Thien Than Nho Orphanage
Thien Than Nho Orphanage started with one child.
Ms My was a kindergarten teacher when she took in a child no one else could care for, and the home grew from there. About 20 girls live here now, aged from a toddler to fifteen. The older ones cycle to school in the morning, help cook in the afternoon, and keep an eye on the youngest, who is never alone for long.
In the early years Ms My also took in children with disabilities, and when she found facilities better set up to support them, she made sure they got there.

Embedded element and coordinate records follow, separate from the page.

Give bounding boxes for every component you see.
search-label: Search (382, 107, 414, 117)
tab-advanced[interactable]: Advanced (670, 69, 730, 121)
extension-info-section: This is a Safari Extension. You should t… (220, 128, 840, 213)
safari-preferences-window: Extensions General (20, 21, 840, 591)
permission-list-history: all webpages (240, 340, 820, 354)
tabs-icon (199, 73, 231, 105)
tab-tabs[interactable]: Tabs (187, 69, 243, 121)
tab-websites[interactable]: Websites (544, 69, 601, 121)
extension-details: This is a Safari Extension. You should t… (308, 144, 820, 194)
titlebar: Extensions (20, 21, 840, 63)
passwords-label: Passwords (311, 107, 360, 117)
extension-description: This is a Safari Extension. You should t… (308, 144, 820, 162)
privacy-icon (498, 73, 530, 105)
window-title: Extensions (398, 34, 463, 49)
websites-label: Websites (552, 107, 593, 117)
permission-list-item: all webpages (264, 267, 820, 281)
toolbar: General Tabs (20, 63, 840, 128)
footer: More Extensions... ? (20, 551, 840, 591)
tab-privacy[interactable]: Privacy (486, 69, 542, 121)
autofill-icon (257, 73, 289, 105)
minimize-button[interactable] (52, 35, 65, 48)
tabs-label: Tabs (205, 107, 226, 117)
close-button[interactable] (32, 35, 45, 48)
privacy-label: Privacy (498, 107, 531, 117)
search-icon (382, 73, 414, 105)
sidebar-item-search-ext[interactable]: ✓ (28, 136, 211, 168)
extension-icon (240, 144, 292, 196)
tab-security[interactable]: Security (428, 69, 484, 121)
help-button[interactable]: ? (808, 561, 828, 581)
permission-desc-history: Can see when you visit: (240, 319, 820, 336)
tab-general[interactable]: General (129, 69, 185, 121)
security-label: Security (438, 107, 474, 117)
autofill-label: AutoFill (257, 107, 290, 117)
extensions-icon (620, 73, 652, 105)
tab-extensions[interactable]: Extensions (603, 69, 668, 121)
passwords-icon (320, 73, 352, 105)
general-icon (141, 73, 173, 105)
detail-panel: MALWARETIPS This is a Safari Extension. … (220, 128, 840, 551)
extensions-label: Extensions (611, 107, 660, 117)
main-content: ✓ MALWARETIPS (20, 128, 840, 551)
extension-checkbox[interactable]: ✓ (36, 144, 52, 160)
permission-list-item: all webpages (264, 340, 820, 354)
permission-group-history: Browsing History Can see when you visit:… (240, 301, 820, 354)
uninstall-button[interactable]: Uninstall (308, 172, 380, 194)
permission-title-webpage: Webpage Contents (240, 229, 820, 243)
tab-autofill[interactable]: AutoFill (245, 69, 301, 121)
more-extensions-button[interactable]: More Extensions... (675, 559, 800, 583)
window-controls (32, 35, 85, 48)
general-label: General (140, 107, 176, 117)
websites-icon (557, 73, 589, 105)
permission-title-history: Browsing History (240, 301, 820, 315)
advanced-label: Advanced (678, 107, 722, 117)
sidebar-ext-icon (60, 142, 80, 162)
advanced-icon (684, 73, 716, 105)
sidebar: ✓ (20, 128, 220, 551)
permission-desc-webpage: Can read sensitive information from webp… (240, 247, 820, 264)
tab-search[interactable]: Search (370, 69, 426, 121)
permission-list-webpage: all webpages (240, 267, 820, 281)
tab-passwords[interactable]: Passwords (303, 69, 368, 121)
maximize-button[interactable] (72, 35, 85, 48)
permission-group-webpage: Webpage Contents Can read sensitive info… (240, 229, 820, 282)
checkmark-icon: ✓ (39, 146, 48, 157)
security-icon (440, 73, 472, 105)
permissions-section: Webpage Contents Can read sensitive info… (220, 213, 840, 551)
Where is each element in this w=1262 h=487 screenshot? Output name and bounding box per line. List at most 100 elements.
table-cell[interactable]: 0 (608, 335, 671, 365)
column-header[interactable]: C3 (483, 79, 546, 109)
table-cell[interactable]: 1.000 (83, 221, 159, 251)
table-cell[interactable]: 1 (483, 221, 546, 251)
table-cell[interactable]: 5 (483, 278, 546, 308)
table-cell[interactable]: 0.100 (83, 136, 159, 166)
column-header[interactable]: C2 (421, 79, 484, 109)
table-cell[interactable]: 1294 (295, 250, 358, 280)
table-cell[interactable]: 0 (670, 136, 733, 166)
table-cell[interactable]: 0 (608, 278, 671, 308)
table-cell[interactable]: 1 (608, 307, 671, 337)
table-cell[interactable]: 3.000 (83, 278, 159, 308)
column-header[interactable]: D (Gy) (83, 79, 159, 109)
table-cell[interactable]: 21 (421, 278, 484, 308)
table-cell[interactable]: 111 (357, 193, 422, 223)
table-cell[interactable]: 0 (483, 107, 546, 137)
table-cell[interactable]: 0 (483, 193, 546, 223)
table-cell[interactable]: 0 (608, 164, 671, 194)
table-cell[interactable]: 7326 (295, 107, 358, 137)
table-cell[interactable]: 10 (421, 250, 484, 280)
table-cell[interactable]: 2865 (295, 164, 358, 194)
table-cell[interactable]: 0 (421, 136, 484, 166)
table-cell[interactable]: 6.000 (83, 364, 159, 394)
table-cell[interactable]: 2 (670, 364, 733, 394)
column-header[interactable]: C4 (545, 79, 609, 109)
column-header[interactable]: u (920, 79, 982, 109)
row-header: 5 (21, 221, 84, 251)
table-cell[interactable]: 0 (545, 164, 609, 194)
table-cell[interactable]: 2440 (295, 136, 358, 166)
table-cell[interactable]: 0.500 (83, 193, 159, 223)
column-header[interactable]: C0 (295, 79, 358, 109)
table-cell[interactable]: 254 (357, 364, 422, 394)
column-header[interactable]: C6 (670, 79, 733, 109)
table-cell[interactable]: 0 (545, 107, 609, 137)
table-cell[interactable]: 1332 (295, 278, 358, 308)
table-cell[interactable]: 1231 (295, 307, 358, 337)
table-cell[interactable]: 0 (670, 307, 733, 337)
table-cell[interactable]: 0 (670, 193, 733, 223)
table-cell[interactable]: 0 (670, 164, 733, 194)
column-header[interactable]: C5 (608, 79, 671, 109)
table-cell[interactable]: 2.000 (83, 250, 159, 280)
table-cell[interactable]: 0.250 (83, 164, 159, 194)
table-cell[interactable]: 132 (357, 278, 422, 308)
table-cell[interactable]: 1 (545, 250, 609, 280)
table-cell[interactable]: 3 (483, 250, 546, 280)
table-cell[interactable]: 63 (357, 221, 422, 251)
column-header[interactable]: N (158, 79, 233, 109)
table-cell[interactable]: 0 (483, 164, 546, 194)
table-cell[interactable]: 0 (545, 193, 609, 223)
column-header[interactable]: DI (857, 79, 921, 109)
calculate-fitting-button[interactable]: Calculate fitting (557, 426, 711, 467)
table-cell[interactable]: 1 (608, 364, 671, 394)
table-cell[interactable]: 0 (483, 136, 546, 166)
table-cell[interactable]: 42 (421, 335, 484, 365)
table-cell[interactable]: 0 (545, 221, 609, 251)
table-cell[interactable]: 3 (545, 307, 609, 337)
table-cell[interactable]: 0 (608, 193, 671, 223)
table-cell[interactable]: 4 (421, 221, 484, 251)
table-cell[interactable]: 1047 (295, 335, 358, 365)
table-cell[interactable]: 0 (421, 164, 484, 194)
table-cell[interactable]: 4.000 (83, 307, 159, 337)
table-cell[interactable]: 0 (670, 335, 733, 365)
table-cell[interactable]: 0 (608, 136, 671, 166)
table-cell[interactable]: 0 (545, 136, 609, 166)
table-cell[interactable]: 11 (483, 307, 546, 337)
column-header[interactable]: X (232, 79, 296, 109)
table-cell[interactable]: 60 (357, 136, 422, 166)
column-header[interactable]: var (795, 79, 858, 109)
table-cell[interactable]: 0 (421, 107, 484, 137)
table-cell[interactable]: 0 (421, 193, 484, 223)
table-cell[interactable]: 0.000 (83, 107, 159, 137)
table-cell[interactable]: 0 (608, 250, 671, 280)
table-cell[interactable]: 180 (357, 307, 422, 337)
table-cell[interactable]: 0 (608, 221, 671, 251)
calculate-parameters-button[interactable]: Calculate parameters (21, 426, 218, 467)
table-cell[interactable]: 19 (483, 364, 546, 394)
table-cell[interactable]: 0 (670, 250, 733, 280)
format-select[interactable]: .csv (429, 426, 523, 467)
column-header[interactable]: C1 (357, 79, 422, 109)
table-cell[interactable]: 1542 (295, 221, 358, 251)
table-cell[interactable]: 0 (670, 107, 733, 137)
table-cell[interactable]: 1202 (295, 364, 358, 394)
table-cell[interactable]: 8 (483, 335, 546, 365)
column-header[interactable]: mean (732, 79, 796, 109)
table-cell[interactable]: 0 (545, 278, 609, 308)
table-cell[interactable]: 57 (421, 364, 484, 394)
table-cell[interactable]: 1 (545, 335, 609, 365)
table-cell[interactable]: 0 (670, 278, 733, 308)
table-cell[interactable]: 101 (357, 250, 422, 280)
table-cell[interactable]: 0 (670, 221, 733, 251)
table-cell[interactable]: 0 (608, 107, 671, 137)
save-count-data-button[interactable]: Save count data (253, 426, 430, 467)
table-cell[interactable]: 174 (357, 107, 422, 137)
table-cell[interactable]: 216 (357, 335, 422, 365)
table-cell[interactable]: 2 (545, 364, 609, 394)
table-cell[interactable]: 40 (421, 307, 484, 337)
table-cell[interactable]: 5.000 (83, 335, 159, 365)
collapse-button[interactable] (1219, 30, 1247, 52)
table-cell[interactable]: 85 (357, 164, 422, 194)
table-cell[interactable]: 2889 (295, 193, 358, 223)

The care in the orphanage runs both ways. Neighbours help where they can to keep the home going, and Ms My runs a free acupressure clinic out of the same building, open to anyone in the community who needs it.
The electricity bill is one of the biggest line items every month. Solar takes a chunk of it back. That money goes where it was always meant to go: meals, school fees, and the chain of care that already runs through this place.
Supported By:
John Wright & Ken Cui
Installed
28/04/2026
System Size
5kW System
System
Donated By
John Wright
and Ken Cui
“We are very honoured to support the work of Little Sunshine Pledge, and the difference this will make for the children and adults here. GoodWe are committed to supporting worthy causes all around the world, and we are delighted to be working with Little Sunshine Pledge, installing solar systems all over Vietnam and Cambodia for the benefit of so many wonderful people. Love from John, Ken and GoodWe!”
- John Wright and Ken Cui
Brit Cooley | @degenghosty
In Proud Artistic Collaboration With
Brit Cooley aka Degen Ghosty
Comic book meets Studio Ghibli, with a twist." That's how Brit describes the four pieces she made for Thien Than Nho, and honestly, it's the cleanest way in.
She works as Degen Ghosty, and if you spend any time in her stuff you'll notice the same thing keeps showing up...a glow somewhere in the frame.
An orb in a kid's hands. A moon. A lantern strung up overhead. She's said it's her shorthand for resilience and possibility, the stuff she keeps circling back to.
So when the brief was a story about kids in Vietnam, she didn't reach for symbols. She had hers already.
What she actually wanted to build:
"A little magical world, one where kids carry their own light into the unknown, and when they come together that light becomes something bigger than themselves. It felt like the perfect metaphor for what Little Sunshine Pledge is doing."
The four pieces move through that idea in sequence.
A Familiar Shade is the soft one. A purple umbrella glowing on a cobblestone street at dusk...something bright on the horizon, but first, a little shade.
The Path Begins pulls way back, and you're looking down at three small kids leaving a village toward a forest path, each holding a fragile orb of light. Brit's words on this one land best:
"small, fragile, but enough to guide them forward."
Carrying the Light drops you right in close. A girl mid-run, pointing skyward, two more kids behind her, lanterns strung overhead, lights brighter the closer they get to each other. Her note on this piece:
family isn't always the one we're born into, sometimes it's the ones we find along the way.
The Beacon is the arrival. A haven in the woods at night, the kids' small flames meeting under a violet sky and pouring into the building until it radiates. Or in her words:
"What was once many small flames becomes a radiant home, proof that hope grows strongest when it's shared."
The thing she keeps coming back to in her own words about why she did this: art should matter outside of the screen. Hard to argue with that one.